The result of the September 15 parliamentary elections in Denmark means that the right-wing government of the last 10 years has finally been ousted. A new government will be formed under the leadership of Helle Thorning-Schmidt, the leader of the Social Democrats. The core parties of this government will be the Social Democrats and the Socialist People's Party (SPP), who for some years have formed a close partnership with the aim of strengthening the possibilities for an alternative government. For the first time a woman will be the prime minister of a Danish government. For the first time SPP will be in government.

There are, however, also drawbacks. It was a very narrow victory. The opposition parties achieved merely 89 seats out of the 179 seats of the Danish Folketing (parliament), with the right-wing parties at 86 seats. There are also four North Atlantic (Greenland and Faroe islands) seats.The two main new government coalition partners both lost seats in the elections -- the Social Democrats lost one seat (now 44 seats and 24.9% of the votes, which is the worst election result in more than 100 years) and SPP lost seven seats (now 16 seats and 9.2% -- down from 13%) -- a big loss.
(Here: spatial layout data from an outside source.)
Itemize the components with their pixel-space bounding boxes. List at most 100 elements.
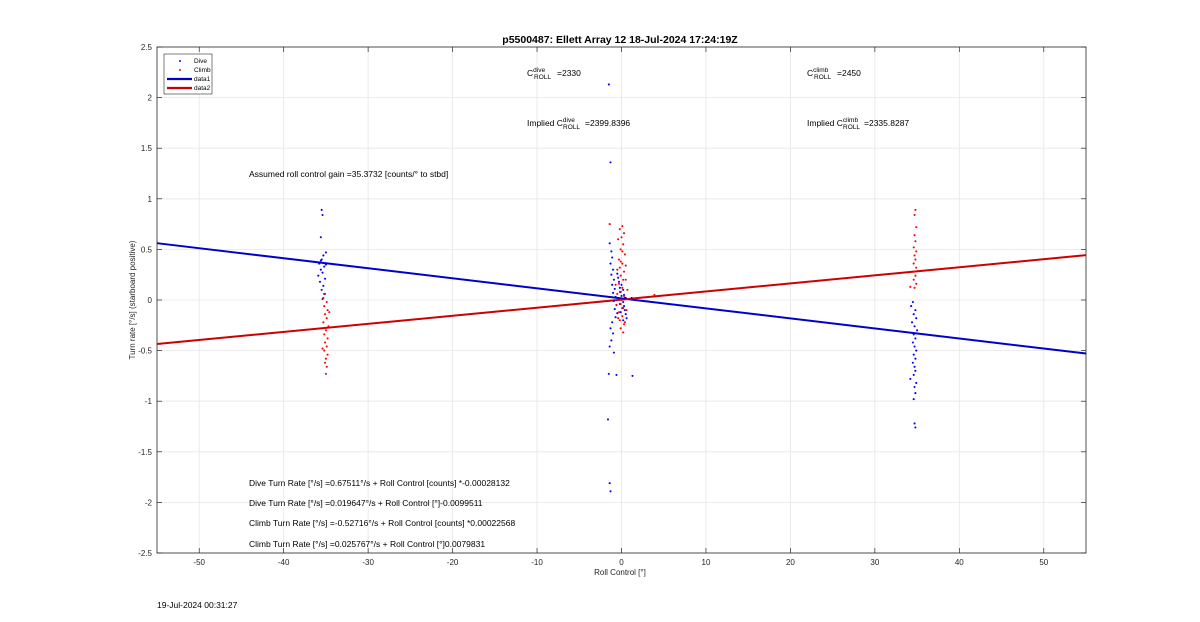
ticks [157,46,1086,554]
c-roll-dive-label: Cdive [527,67,545,78]
dive-point [913,365,916,368]
dive-point [613,308,616,311]
climb-point [914,208,917,211]
dive-point [914,337,917,340]
dive-point [609,262,612,265]
c-roll-climb-label: Cclimb [807,67,829,78]
c-roll-climb-subscript: ROLL [814,74,831,81]
climb-point [913,234,916,237]
dive-point [606,418,610,421]
implied-c-roll-climb-value: =2335.8287 [864,118,909,128]
dive-point [612,268,615,271]
climb-point [325,345,328,348]
dive-point [611,321,614,324]
dive-point [324,251,327,254]
x-tick-label: -50 [193,558,205,567]
dive-point [612,332,615,335]
y-tick-label: 1 [148,195,153,204]
dive-point [611,283,614,286]
x-tick-label: -40 [278,558,290,567]
dive-point [912,313,915,316]
dive-point [319,259,322,262]
c-roll-dive-value: =2330 [557,68,581,78]
dive-point [623,309,626,312]
dive-point [614,316,617,319]
climb-point [324,372,327,375]
dive-point [319,236,322,239]
dive-point [607,83,610,86]
c-roll-dive-subscript: ROLL [534,74,551,81]
climb-point [327,325,330,328]
climb-point [620,298,623,302]
dive-point [625,317,628,320]
legend-climb-label: Climb [194,67,211,74]
climb-point [326,309,329,312]
climb-point [324,341,327,344]
dive-point [320,208,323,211]
data1-line [156,242,1087,355]
dive-point [916,329,919,332]
climb-point [914,258,917,261]
climb-point [915,250,918,253]
x-axis-label: Roll Control [°] [594,568,646,577]
legend-dive-marker [179,60,181,62]
x-tick-labels: -50 -40 -30 -20 -10 0 10 20 30 40 50 [193,558,1048,567]
climb-point [619,274,622,277]
dive-point [324,263,327,266]
climb-point [617,238,620,241]
climb-point [623,253,626,256]
dive-point [913,325,916,328]
dive-point [618,286,621,289]
dive-point [611,256,614,259]
implied-c-roll-dive-subscript: ROLL [563,124,580,131]
dive-point [912,373,915,376]
climb-point [324,292,327,295]
legend-data1-label: data1 [194,76,211,83]
dive-point [318,280,322,283]
climb-point [325,317,328,320]
implied-c-roll-climb-label: Implied Cclimb [807,117,858,128]
climb-point [622,278,625,281]
climb-point [622,307,625,310]
y-tick-label: -1 [145,397,153,406]
climb-point [321,347,324,350]
dive-point [914,357,917,360]
dive-point [622,319,625,322]
climb-point [322,321,325,324]
dive-point [609,327,612,330]
climb-point [912,262,915,265]
dive-point [612,278,615,281]
y-tick-label: 0 [148,296,153,305]
climb-point [617,311,621,314]
dive-point [624,313,627,316]
dive-point [610,339,613,342]
climb-point [324,357,327,360]
dive-point [912,333,915,336]
implied-c-roll-dive-value: =2399.8396 [585,118,630,128]
y-tick-label: -2.5 [138,549,152,558]
dive-point [913,385,916,389]
dive-point [616,272,619,275]
x-tick-label: 50 [1039,558,1048,567]
x-tick-label: -20 [447,558,459,567]
dive-degrees-equation: Dive Turn Rate [°/s] =0.019647°/s + Roll… [249,498,483,508]
dive-point [914,369,917,372]
x-tick-label: -10 [531,558,543,567]
dive-point [322,284,325,287]
dive-point [915,349,918,352]
climb-point [617,258,621,261]
dive-point [612,351,615,354]
climb-point [622,294,626,298]
dive-point [608,345,611,348]
climb-point [915,226,918,229]
climb-point [619,260,622,263]
dive-point [321,213,324,217]
climb-point [621,250,624,253]
y-tick-label: 2.5 [141,43,153,52]
climb-point [615,304,618,307]
climb-point [323,349,326,352]
dive-counts-equation: Dive Turn Rate [°/s] =0.67511°/s + Roll … [249,478,510,488]
climb-point [913,213,916,217]
dive-point [909,377,912,380]
dive-point [619,311,622,314]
But we are happy to announce that our party Enhedslisten/the Red-Green Alliance was one of the big winners of the election, with an increase in seats from four to 12, with 6.7% (up from 2.2%) of the votes. The other party that was a winner was the centre opposition party Radikale Venstre (Liberal Democrats"), which also gained eight seats.t now has 17 seats (9.5% -- up from 5.1%). What characterised these two parties were the clear and unambiguous political lines of their campaigns, which seem to have attracted voters in big numbers.

The Red-Green Alliance stuck to a radical left position: a clear defence of the social rights of working people, against reducing and removing early retirement and raising the pension age and opposing the consistent deterioration of the rules regulating unemployment benefits, policies of the previous government, and for a radical climate plan investing in new green jobs and decent asylum and other policies relating to immigrants and refugees.

The Liberal Democrats share with us the same policies with regard to immigrants and refugees -- which indicates another consequence of these elections, which is that the extreme right-wing Danish People's Party has now been reduced (down three seats to 22, and 12.3%) and its significant influence over Danish politics has been eliminated.

The "immigrant" issue is not a strong part of the political debate any more.
However, the Liberal Democrats are also a party with neoliberal economic policies (very similar to those of the previous right-wing government) and they will expect to enter government with the Social Democrats and SPP. With its huge increase in seats, the Red-Green Alliance will also demand a significant influence on the policies of the coming government, although the Red-Green Alliance has always made it clear that it does not wish to participate in a new alternative government, as we know that the policies of such a government will differ from our positions in crucial ways.

Our party supports an alternative government, led by the Social Democrats, and the formation of such a government will depend on our seats. We would prefer a government consisting of only the Social Democrats and SPP, but this option is not viable. It is obvious from this and the election result in general that the conditions for forming the new government and agreeing on common policies will be difficult.
Another drawback in the election result was the fact that Venstre (the Liberal Party), the main right-wing party of the previous coalition government, also kept its position as the largest political party with 26.7% of the vote and 47 seats -- but this was because it attracted the votes of the Conservative Party, a previous coalition partner, but also the biggest loser of the election. The Conservatives lost more than half of its seats (down to eight seats from 18 and now only 4.9% of the vote). Besides this, a new neoliberal party, the Liberal Alliance, formed during the last parliamentary period, also had a good result (5% and nine seats, up from four) -- also attracting votes from the Conservative Party.

We in the Red-Green Alliance expected to gain seats in this election but are truly surprised that we achieved a tripling of seats. This of course places a huge responsibility on our shoulders. We have advanced -- in some places significantly -- in nearly all of the constituencies in the country. This undoubtedly shows the level of popular anger and distress with the policies of the right-wing government, which have led to a deterioration of public welfare for many people. Recent figures also show that the polarisation of the Danish population with regard to income has increased more during the last 10 years than in any other EU member country.
But there are other factors explaining the electoral success of the Red-Green Alliance. The SPP has moved into a close partnership with the Social Democrats and has more or less accepted Social Democratic policies, creating increasing disaffection among a large number of the party's electorate. SF's loss of seats indicates this. Another important factor is the role of Johannne Schmidt-Nielsen, a young female MP of the Red-Green Alliance and leading figure in the election campaign, who did extremely well and achieved huge popularity. We have also worked in a very dedicated manner on our communications -- so that everybody knew that we fight for the rights of the working people. Last, it should be added that our party has made conscious and good efforts over the last years to strengthen the party after the last disastrous election in November 2007.

[Inger V. Johansen is a member of the European Affairs Committee of the Red-Green Alliance. Line Barfod is a former MP for the party and a member of its executive board.]